Fertility clinic in Canada to allow IVF patients to ‘incubate’ embryos inside their bodies
Conventional IVF involves mixing unfertilized eggs and tens of thousands of sperm in a Petri dish and then placing them in a mechanical ventilator for up to five days.
The first in Canada, a Toronto fertility clinic to offer women undergoing in-vitro fertilization the chance to “incubate” the embryos they hope will one day become a baby inside their bodies, instead of a lab dish.
With the new technology, eggs and sperm are placed in a plastic egg-shaped capsule that is inserted into the woman’s vagina. After three to five days, the device is removed, the capsule opened and the healthiest-looking embryos transferred to her uterus.
At the Toronto Centre for Advanced Reproductive Technologies (TCART) conducted a small study involving 10 women that were treated using a new method. Four of them became pregnant after using the “natural incubator,” known as INVOcell.
The centre says the device may appeal to women “who desire close connection to her own embryos” for personal or religious beliefs and may help alleviate “separation anxiety” by allowing them to carry their early embryos in their bodies for five days.
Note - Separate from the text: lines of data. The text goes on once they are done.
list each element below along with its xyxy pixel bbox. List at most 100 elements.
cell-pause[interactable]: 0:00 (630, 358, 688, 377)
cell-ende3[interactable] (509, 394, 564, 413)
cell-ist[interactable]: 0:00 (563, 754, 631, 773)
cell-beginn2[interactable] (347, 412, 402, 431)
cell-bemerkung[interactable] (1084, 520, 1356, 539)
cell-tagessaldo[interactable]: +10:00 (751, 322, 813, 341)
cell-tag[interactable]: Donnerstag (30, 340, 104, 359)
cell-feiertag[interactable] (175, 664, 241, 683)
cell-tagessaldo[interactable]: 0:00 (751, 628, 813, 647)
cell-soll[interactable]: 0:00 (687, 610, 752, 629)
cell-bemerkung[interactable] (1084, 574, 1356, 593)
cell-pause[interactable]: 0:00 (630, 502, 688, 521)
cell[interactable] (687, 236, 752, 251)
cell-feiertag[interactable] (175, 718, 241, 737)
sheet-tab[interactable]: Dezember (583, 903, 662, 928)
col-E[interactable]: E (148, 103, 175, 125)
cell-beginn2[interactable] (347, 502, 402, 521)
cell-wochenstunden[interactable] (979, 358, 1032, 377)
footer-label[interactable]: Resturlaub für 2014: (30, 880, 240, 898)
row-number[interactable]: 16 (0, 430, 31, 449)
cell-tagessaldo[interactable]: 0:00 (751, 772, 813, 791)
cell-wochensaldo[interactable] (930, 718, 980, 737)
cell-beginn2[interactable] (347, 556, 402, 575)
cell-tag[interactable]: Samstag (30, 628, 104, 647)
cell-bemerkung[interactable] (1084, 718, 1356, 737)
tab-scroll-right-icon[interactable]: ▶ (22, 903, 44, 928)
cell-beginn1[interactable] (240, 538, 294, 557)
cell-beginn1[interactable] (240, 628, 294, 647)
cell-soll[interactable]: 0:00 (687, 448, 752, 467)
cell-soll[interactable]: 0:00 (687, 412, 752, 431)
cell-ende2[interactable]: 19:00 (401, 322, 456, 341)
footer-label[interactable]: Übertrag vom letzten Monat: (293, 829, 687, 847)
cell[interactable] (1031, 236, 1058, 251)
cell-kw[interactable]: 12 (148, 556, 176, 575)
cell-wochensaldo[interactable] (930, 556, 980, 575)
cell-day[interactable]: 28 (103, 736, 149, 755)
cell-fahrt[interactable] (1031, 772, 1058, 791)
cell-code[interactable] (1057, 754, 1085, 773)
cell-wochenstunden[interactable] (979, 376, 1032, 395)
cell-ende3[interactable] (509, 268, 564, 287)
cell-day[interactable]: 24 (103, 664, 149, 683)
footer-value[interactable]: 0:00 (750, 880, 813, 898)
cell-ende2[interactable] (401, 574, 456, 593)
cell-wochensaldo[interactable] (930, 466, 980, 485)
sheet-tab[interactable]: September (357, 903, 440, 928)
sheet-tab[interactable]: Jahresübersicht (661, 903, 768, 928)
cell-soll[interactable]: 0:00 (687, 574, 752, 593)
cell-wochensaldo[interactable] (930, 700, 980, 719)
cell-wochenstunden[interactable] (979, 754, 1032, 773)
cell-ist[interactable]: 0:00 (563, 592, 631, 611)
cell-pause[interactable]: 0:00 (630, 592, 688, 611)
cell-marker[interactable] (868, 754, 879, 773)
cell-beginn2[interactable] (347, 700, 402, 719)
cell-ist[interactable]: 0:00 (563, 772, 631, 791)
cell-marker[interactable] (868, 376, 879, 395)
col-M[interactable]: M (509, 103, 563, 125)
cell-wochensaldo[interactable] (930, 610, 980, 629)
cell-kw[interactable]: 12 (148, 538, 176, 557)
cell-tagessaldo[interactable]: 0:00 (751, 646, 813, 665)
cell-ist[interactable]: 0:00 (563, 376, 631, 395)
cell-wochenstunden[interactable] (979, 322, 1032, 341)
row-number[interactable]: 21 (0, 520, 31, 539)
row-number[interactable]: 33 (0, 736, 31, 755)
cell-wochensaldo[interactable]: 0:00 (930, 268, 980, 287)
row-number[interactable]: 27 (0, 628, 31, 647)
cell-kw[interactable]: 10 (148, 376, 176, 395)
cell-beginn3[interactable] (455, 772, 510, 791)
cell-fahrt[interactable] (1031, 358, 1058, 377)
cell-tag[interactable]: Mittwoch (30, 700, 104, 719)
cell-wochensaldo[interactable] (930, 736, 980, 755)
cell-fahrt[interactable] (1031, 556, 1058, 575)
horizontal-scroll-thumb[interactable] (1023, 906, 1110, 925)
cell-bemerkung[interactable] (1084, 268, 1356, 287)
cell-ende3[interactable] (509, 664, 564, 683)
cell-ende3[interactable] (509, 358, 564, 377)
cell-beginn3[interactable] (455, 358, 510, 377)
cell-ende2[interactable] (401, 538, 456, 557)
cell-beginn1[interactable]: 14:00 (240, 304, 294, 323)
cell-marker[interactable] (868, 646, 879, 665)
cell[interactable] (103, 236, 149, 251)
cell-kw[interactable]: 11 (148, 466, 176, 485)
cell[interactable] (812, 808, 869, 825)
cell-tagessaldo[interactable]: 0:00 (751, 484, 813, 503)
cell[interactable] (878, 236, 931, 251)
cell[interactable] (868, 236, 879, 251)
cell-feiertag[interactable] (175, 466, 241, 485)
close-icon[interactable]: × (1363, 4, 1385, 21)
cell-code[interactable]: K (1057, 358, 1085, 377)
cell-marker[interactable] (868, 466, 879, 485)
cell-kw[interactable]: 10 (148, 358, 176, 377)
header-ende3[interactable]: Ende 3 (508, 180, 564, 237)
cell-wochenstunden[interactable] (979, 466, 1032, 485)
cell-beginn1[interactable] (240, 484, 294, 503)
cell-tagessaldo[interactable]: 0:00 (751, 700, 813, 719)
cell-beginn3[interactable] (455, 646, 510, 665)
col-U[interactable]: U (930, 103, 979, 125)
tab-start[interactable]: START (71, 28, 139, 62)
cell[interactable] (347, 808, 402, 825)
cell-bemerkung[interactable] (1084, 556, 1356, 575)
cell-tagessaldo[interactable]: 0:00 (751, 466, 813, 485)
Not yet published the Toronto study, involved 10 young, healthy women. They were given fertility drugs to stimulate their ovaries to produce multiple eggs. Eggs from the same patient were divided into two groups: half went into the routine IVF incubator, the other half into the INVOcell device.
The INVOcell system would add about $500 to the expense of IVF, which typically costs about $12,000 a cycle.
Dr. Roger Pierson, a University of Saskatchewan-based fertility scientist, said there are no known risks with the procedure, which may appeal to women who have a religious conviction conception should occur as naturally as possible.